Light of My Life

See, what happened was we needed new light fixtures. It always starts with something simple, don't it? Call me crazy, but I'm just not loving the dingy, tilted, gold and glass chandeliers that came with the place. As much as I loved 1992, I don't need relive it. You only need to be 9 years old once.

The first light to go up is the kitchen one. Not because I hated this one the most, but because it's the only one that won't require a fire truck ladder, harness, and liquid courage to hang.

It's simple, it'll work, and it never saw Hammer Pants in style.

Chuck's taking the lead on this project. And let the games begin...I'm watching American Idol and I catch a glimps of Chuck unpacking the fixture. I immediately regret my decision to let him work unsupervised.

I see him like this: Holding the base of the light and playing Greek Statue. I've said it before, I'll say it again. What an Adonis.

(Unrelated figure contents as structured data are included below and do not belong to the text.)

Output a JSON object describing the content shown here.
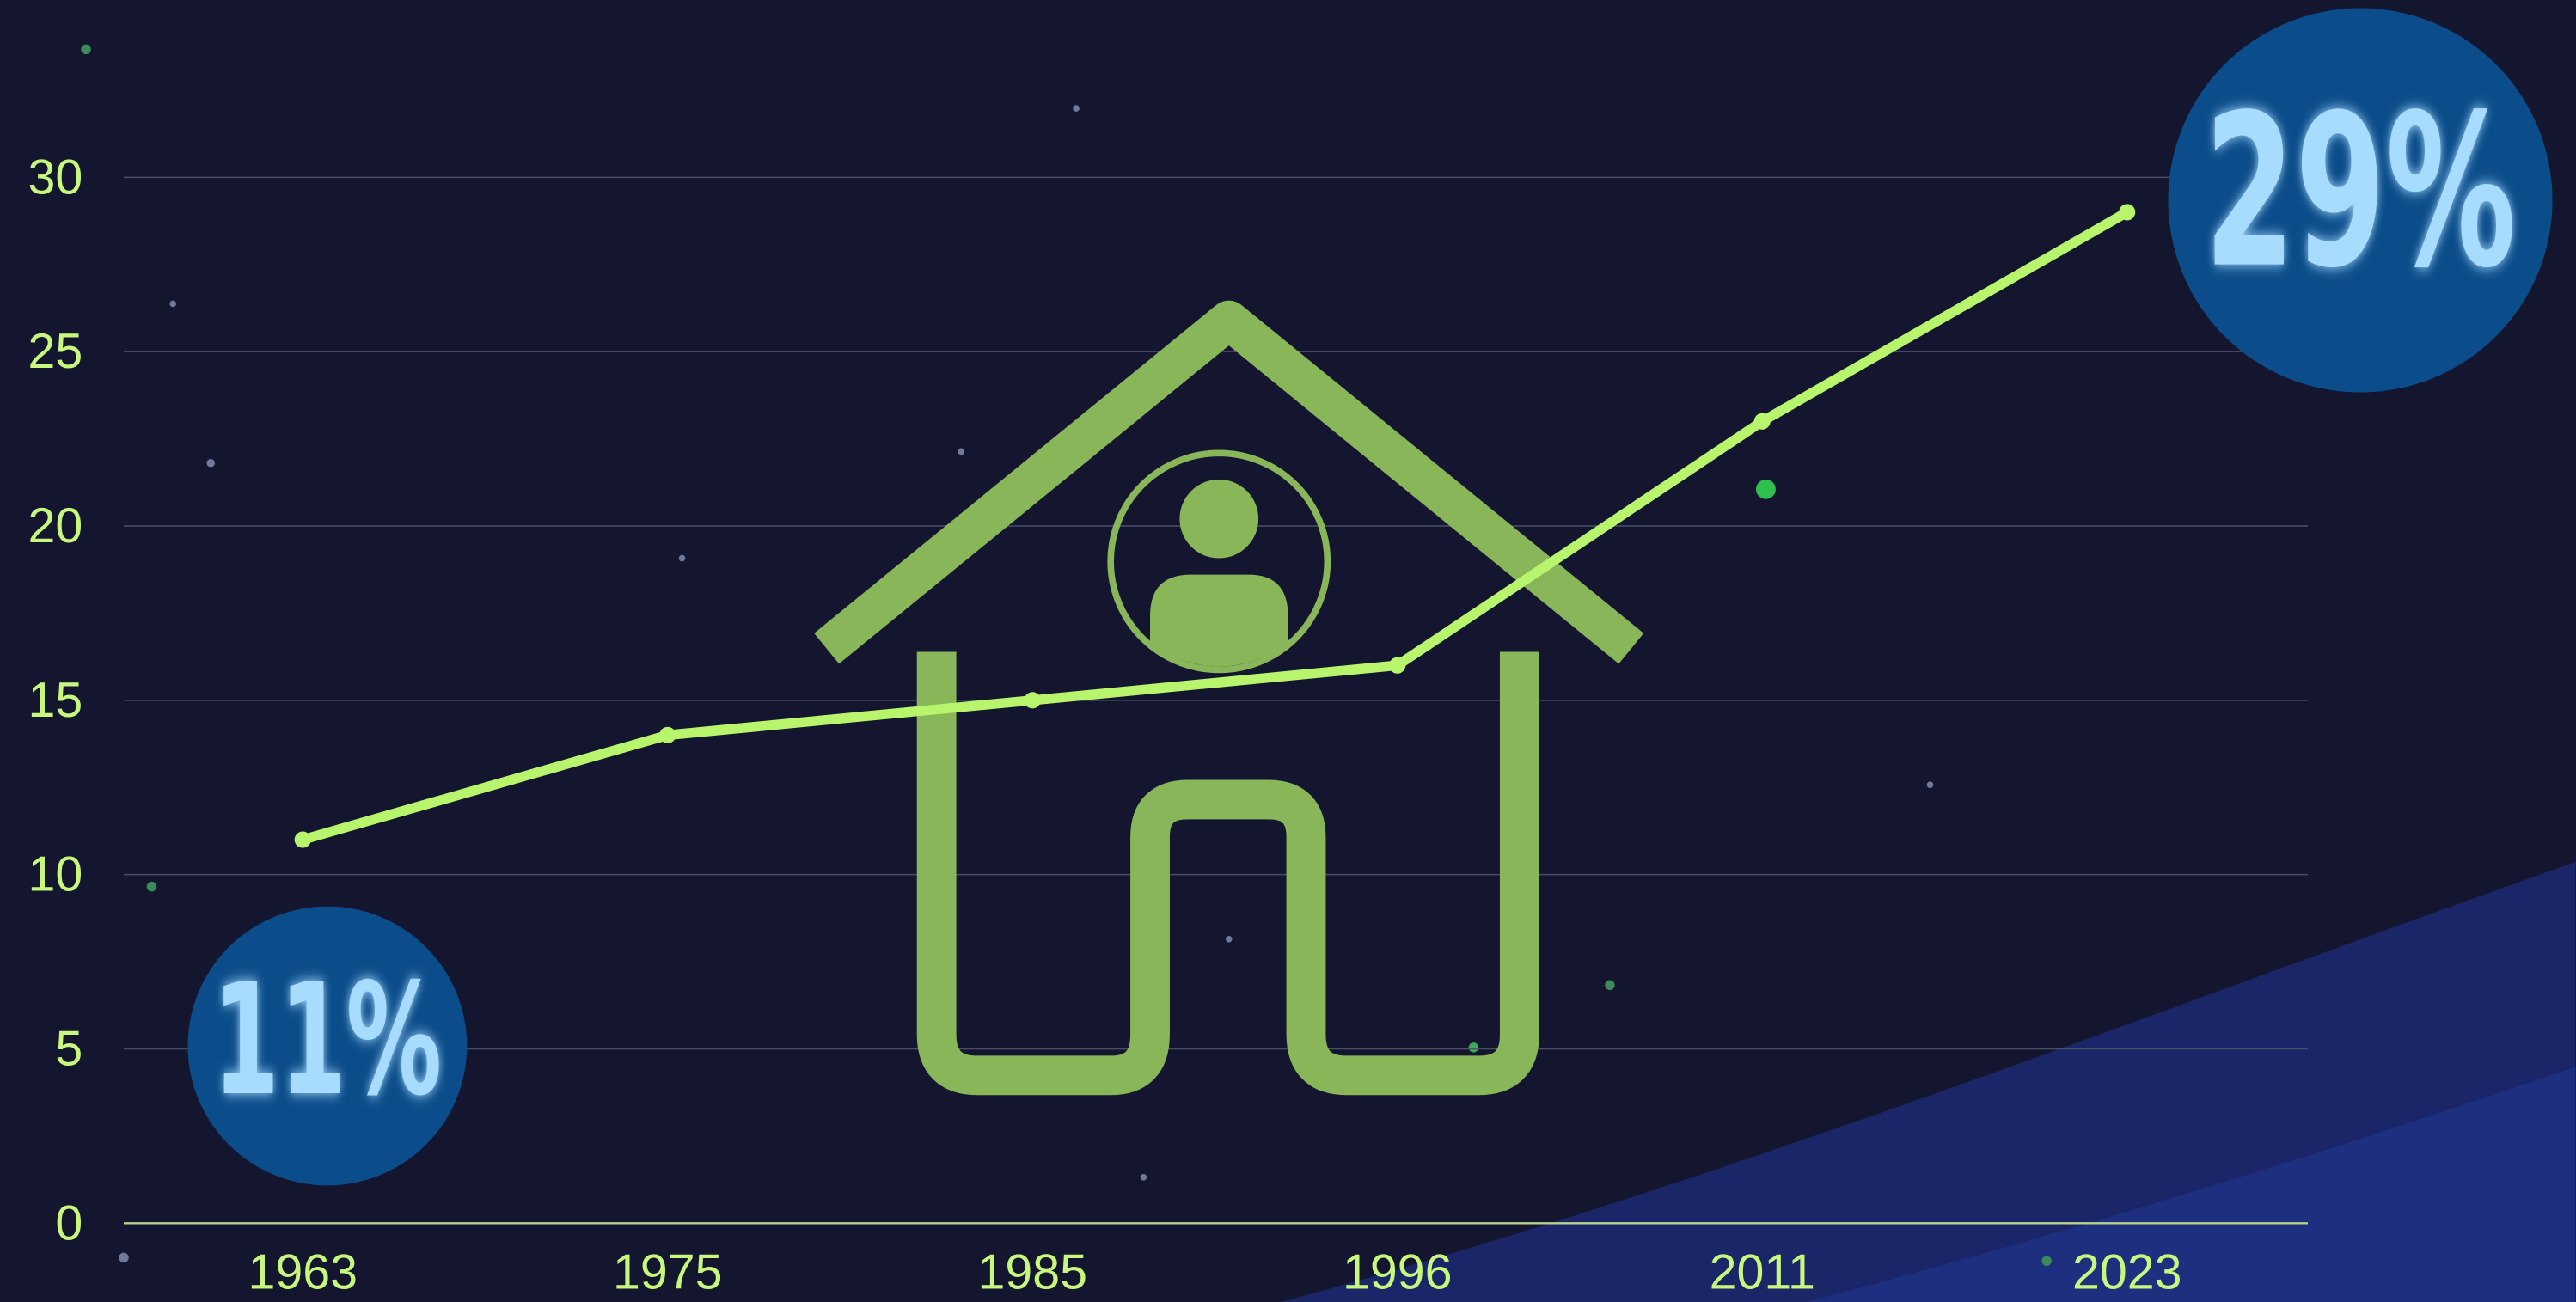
{
  "chart_data": {
    "type": "line",
    "categories": [
      "1963",
      "1975",
      "1985",
      "1996",
      "2011",
      "2023"
    ],
    "series": [
      {
        "color": "#b8f56c",
        "values": [
          11,
          14,
          15,
          16,
          23,
          29
        ]
      }
    ],
    "ylim": [
      0,
      30
    ],
    "yticks": [
      0,
      5,
      10,
      15,
      20,
      25,
      30
    ],
    "grid": true,
    "annotations": [
      "11%",
      "29%"
    ]
  }
}
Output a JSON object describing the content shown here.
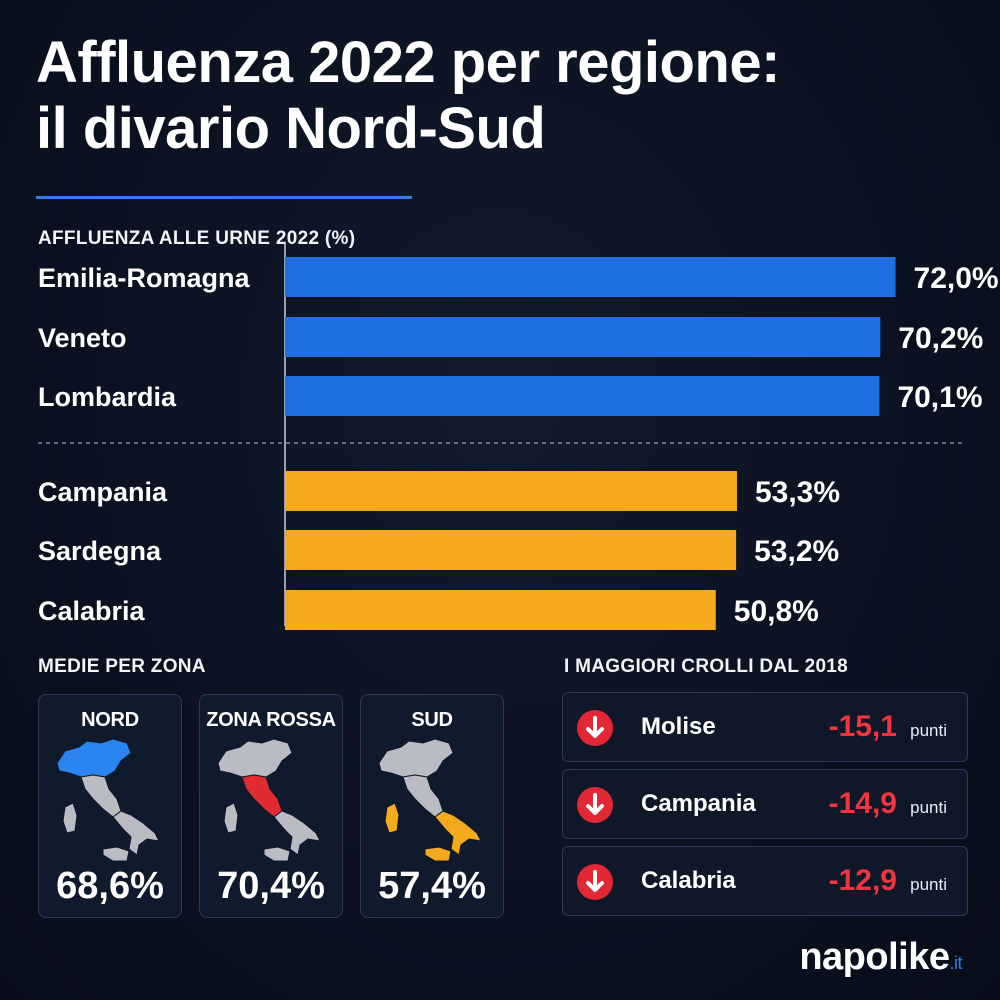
{
  "title_line1": "Affluenza 2022 per regione:",
  "title_line2": "il divario Nord-Sud",
  "chart_data": {
    "type": "bar",
    "orientation": "horizontal",
    "title": "AFFLUENZA ALLE URNE 2022 (%)",
    "categories": [
      "Emilia-Romagna",
      "Veneto",
      "Lombardia",
      "Campania",
      "Sardegna",
      "Calabria"
    ],
    "values": [
      72.0,
      70.2,
      70.1,
      53.3,
      53.2,
      50.8
    ],
    "value_labels": [
      "72,0%",
      "70,2%",
      "70,1%",
      "53,3%",
      "53,2%",
      "50,8%"
    ],
    "groups": [
      "nord",
      "nord",
      "nord",
      "sud",
      "sud",
      "sud"
    ],
    "group_colors": {
      "nord": "#1f6fe0",
      "sud": "#f5a91c"
    },
    "xlim": [
      0,
      100
    ],
    "grid": false,
    "legend": "none"
  },
  "zones": {
    "label": "MEDIE PER ZONA",
    "items": [
      {
        "name": "NORD",
        "value": "68,6%",
        "color": "#2a85f0",
        "highlight": "nord"
      },
      {
        "name": "ZONA ROSSA",
        "value": "70,4%",
        "color": "#e02a30",
        "highlight": "centro"
      },
      {
        "name": "SUD",
        "value": "57,4%",
        "color": "#f5a91c",
        "highlight": "sud"
      }
    ]
  },
  "drops": {
    "label": "I MAGGIORI CROLLI DAL 2018",
    "unit": "punti",
    "items": [
      {
        "region": "Molise",
        "value": "-15,1"
      },
      {
        "region": "Campania",
        "value": "-14,9"
      },
      {
        "region": "Calabria",
        "value": "-12,9"
      }
    ]
  },
  "brand": {
    "name": "napolike",
    "tld": ".it"
  }
}
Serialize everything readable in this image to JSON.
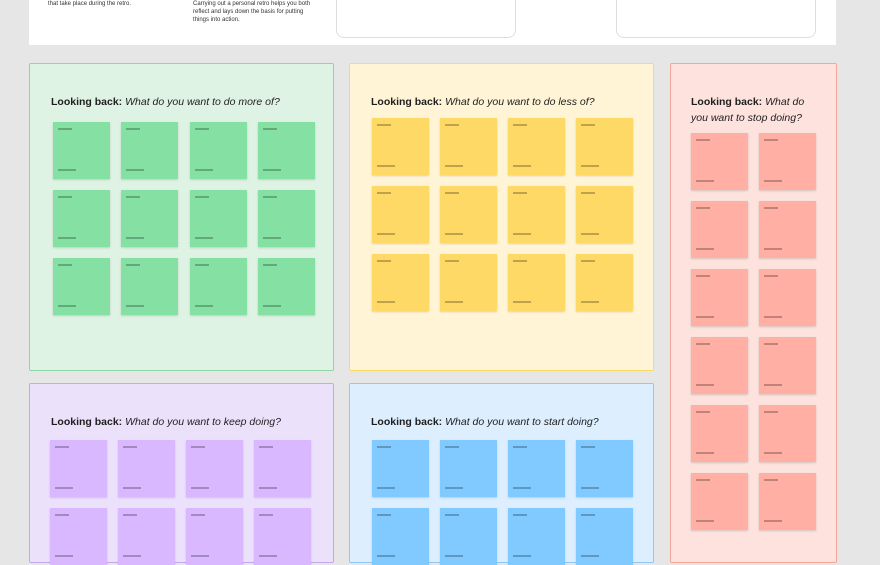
{
  "top": {
    "left_text": "that take place during the retro.",
    "middle_text": "Carrying out a personal retro helps you both reflect and lays down the basis for putting things into action."
  },
  "sections": [
    {
      "label": "Looking back:",
      "question": "What do you want to do more of?"
    },
    {
      "label": "Looking back:",
      "question": "What do you want to do less of?"
    },
    {
      "label": "Looking back:",
      "question": "What do you want to stop doing?"
    },
    {
      "label": "Looking back:",
      "question": "What do you want to keep doing?"
    },
    {
      "label": "Looking back:",
      "question": "What do you want to start doing?"
    }
  ]
}
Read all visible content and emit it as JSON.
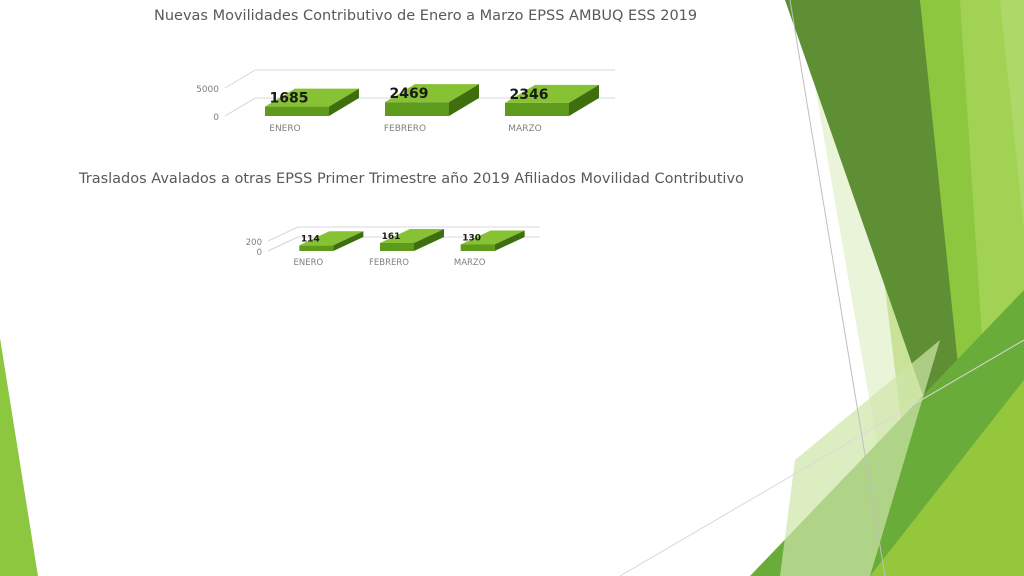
{
  "slide": {
    "colors": {
      "green_dark": "#5a8c32",
      "green_mid": "#72ad3c",
      "green_light": "#9bcb52",
      "green_pale": "#cfe6a8",
      "bar_front": "#5e9a1c",
      "bar_top": "#86c234",
      "bar_side": "#3f6e0e"
    }
  },
  "chart_data": [
    {
      "type": "bar",
      "title": "Nuevas Movilidades Contributivo  de  Enero a Marzo EPSS AMBUQ ESS 2019",
      "categories": [
        "ENERO",
        "FEBRERO",
        "MARZO"
      ],
      "values": [
        1685,
        2469,
        2346
      ],
      "data_labels": [
        "1685",
        "2469",
        "2346"
      ],
      "y_ticks": [
        "0",
        "5000"
      ],
      "ylim": [
        0,
        5000
      ],
      "grid": true,
      "three_d": true
    },
    {
      "type": "bar",
      "title": "Traslados Avalados  a otras EPSS Primer Trimestre  año 2019 Afiliados Movilidad Contributivo",
      "categories": [
        "ENERO",
        "FEBRERO",
        "MARZO"
      ],
      "values": [
        114,
        161,
        130
      ],
      "data_labels": [
        "114",
        "161",
        "130"
      ],
      "y_ticks": [
        "0",
        "200"
      ],
      "ylim": [
        0,
        200
      ],
      "grid": true,
      "three_d": true
    }
  ]
}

And thus began the game "How many different uses can Chuck find for the glass bowl?"

Mushroom Chuck.

Safari Chuck. "What?! Ya'll never seen a fire fly??"

Breakfast of Champions Chuck (that'd probably be with Wheaties, not Corn Pops, but Chuck could use a few empty calories, so we'll forgive this.)

And Moses in the Reeds with Chuck. Jack didn't understand the urgency of being placed in the "basket". He wasn't loving the life saving gesture. It's clear to me that Jack would never have survived in Israel, being that he's the first born male and not interested in floating down the river to safety.

This is what happened unpacking light fixture number one. We still have to hang it and its 3 siblings. I don't want to know what he's planning. I don't. But I'll keep you posted.

1 comment:

  1. I found your blog again and am howling at Chuck's clever uses for your light fixture!


Tell me about it. Oh and thanks for validating my life.